Doug: Well, that was nice while it lasted. With yesterday's celebration of Labor Day here in the States, Summer 2013 came to its unofficial end. You might recall that we ran a post back around Memorial Day where many of you offered up your summer plans. Some of you spoke of films, some of books to read, others of vacations or household chores. Go ahead and make that jump backward and check out what you said (those of you who commented -- you other lurkers (and we love you all) are welcome to take a look as well). Today let's report on what you did accomplish.
Doug: Most of what I had planned did indeed come to pass. My wife and I were able to celebrate our 25th anniversary twice, once on an overnight to Chicago where we dined at Geja's Cafe' -- a spot where we'd eaten during our brief honeymoon in 1988, and again in July for four days at the Osthoff Resort in Wisconsin. I did programming for the United States Holocaust Memorial Museum in Washington and Chicago. Summer school, way back in June was fun, and I did begrudgingly finish the training for teacher evaluations. I caught a White Sox game with my younger son (birthday presents to us from the oldest) and we took a quick two-day trip to Cincinnati to see the Reds play the Giants (the night before Homer Bailey's no-hitter -- our luck). That trip allowed us to check another ballpark off the family list. I think among the four of us we've seen 19 major league stadiums. I also managed to do a landscaping project on the west side of our house that had been needed for several years, and we redecorated our master bedroom/bathroom. And finally, as far as the itinerary goes, just before school started my oldest son and I went to Wizardworld Chicago.

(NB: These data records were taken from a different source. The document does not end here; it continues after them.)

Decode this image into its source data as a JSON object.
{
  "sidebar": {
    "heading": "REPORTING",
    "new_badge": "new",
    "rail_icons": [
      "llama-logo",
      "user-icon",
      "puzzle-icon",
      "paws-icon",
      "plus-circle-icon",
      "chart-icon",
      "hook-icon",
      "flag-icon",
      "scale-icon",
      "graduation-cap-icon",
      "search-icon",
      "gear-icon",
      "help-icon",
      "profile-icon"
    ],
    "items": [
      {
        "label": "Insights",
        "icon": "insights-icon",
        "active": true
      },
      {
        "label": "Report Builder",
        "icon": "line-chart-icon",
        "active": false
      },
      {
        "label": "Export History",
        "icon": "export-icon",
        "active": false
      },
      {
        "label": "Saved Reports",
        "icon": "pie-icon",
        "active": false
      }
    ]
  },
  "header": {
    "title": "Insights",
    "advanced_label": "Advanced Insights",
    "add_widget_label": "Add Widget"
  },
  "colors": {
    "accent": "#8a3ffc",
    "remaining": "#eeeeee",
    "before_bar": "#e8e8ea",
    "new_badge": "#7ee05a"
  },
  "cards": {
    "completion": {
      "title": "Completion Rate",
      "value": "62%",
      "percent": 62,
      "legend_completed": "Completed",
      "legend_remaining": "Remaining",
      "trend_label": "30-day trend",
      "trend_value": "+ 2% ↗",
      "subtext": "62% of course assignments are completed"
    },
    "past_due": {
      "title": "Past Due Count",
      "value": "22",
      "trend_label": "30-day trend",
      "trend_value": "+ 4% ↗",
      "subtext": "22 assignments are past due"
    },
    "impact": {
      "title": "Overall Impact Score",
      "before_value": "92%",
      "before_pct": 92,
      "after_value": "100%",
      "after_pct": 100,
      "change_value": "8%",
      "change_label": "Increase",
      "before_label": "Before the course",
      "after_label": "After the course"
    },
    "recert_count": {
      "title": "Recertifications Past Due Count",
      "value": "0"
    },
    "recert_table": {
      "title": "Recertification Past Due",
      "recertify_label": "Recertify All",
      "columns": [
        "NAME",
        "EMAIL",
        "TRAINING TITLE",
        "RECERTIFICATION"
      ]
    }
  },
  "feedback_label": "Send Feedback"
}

Doug: As to the reading, which I always try to enjoy during the summer months, I still have not conquered Tim Snyder's Bloodlands. I don't know why -- it has been highly recommended by many of my colleagues at the USHMM. So it remains on the to-read list. I did purchase a short book for my youngest son to read while on his soccer team's two-week tour of Europe: The Last Survivor: In Search of Martin Zaidenstadt, an inquiry into what life in the German town of Dachau is like today for those who lived through the war years and the stigma of being associated with the concentration camp of the same name. As Munich was one of the stops on my son's team's trip it seemed fitting; I was able to read the book in just a few hours so that I could recommend it to him. One of the highlights of my summer was receiving a Kindle Fire HD from my wife for birthday #47, and I am very happy to report that I subsequently got back to some childhood favorites (Amazon offers at no cost tons of old books that are now in the public domain) by reading Tarzan and the Jewels of Opar and four REH Conan short stories: Red Nails, The Hyborian Age - Conan's World, The Phoenix on the Sword, and The Scarlet Citadel. I did get about halfway through Frankenstein, but somehow it got pushed aside. Of course I did the usual reading for this blog, including some stories from Back Issue magazine.
Doug: But enough about me -- how about you?